Ofcom is about to call time on mobile networks and businesses charging consumers high rates to call 0800 numbers from mobile phones that would be free from a landline.

According to research carried out by the regulator, tariffs to call apparently ‘freephone’ lines can cost consumers up to 40 pence per minute from a mobil. Adding calls to non-geographic numbers, this generates £1.9 billion a year in easy profits for networks and large companies.

The proposal is part of a suggested streamlining of the structure of phone numbers in the UK to make call costs clearer to consumers. As well as making 0800 numbers universally free, premium rate numbers would begin with ranges 090, 091 and 098, lower, and fixed-rate calls with 0843/4/5, and 0871/2/3.

This approximates to the current situation, but the difference is that the changes would be mandatory rather than, as now, optional. It is the optional nature of the current number and charge combinations that causes confusion.

Ofcom also wants the cost for calling fixed-rate and premium-rate umbers to be clearly broken down so that callers can see how much is being charged by a company running the line, and how much is being charged by the service provider.
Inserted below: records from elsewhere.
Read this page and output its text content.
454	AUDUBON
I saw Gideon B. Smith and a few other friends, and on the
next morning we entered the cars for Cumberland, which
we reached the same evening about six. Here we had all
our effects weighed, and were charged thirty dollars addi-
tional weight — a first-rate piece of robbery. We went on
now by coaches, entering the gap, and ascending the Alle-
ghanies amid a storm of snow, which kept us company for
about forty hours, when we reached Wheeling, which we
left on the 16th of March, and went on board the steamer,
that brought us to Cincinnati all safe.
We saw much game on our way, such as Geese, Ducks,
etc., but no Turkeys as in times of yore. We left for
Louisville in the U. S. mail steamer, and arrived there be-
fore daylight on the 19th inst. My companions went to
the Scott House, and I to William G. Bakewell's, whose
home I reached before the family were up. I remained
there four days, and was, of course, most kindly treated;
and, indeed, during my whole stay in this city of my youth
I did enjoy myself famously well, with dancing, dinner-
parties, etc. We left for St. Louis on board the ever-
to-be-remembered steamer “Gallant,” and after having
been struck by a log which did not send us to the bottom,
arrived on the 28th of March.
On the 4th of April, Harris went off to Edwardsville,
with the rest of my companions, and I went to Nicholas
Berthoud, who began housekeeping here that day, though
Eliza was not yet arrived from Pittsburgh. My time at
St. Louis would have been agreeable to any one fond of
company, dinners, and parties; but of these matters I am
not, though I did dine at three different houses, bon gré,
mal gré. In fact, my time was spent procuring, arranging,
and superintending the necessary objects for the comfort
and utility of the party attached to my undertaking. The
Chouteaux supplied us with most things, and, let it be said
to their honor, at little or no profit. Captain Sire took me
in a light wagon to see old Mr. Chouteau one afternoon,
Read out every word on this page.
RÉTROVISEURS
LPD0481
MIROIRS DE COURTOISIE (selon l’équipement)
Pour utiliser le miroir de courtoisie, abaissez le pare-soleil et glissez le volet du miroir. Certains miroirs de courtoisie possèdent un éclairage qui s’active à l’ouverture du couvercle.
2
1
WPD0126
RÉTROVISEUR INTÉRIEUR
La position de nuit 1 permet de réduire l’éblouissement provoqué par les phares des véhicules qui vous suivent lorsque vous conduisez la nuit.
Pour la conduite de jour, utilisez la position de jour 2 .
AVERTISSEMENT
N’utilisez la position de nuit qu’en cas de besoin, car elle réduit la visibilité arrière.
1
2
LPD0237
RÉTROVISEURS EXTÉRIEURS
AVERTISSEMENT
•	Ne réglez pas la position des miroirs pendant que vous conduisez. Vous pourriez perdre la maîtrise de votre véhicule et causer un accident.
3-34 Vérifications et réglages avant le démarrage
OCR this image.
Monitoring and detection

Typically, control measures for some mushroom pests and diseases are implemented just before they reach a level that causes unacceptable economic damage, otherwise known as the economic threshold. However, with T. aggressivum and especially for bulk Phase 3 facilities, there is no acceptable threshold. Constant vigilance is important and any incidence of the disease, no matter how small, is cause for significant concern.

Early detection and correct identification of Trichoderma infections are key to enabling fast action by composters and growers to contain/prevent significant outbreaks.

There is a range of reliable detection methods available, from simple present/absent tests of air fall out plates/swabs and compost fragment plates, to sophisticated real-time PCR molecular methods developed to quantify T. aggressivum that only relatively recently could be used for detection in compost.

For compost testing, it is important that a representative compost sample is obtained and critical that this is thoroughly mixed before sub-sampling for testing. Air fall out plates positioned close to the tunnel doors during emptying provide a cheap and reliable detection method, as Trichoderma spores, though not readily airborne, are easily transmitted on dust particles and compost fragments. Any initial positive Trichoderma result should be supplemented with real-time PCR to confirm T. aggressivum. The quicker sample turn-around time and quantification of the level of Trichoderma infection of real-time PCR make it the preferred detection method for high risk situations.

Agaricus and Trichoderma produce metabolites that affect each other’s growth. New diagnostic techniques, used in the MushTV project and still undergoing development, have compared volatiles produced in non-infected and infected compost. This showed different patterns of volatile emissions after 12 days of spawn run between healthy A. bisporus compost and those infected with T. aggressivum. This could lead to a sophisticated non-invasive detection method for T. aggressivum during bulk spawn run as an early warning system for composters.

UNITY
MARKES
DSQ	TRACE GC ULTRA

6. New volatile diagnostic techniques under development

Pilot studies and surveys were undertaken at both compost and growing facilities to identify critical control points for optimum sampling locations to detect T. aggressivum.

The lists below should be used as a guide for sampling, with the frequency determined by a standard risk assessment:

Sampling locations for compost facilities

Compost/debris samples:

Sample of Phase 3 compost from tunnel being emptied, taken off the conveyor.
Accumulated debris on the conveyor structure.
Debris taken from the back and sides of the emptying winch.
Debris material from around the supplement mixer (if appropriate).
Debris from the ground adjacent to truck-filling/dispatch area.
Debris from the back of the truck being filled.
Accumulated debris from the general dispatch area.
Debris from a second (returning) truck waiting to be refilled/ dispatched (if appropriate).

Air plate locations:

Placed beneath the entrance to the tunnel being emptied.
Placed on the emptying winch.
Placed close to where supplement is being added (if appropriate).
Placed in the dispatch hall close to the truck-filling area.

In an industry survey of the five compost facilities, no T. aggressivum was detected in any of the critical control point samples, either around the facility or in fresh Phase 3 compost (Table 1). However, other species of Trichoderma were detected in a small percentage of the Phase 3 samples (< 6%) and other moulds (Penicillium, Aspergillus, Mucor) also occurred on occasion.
‘Consumers need to have far more transparency about the price they are going to pay for calls so that they can make more informed choices and so competition can work more effectively,” said Ofcom Chief Executive Ed Richards.

The idea is still at the consultation stage with the consultation document online here.

Although genuinely free calls to 0800 numbers is good news for mobile users, the bigger story could be the way the proposals could make clearer how much the UK’s big service companies are making by adding a premium on top of call rates to bolster profits.

According to Ofcom, calls to such lines (for instance 0845 numbers) costs consumers around £900 million a year.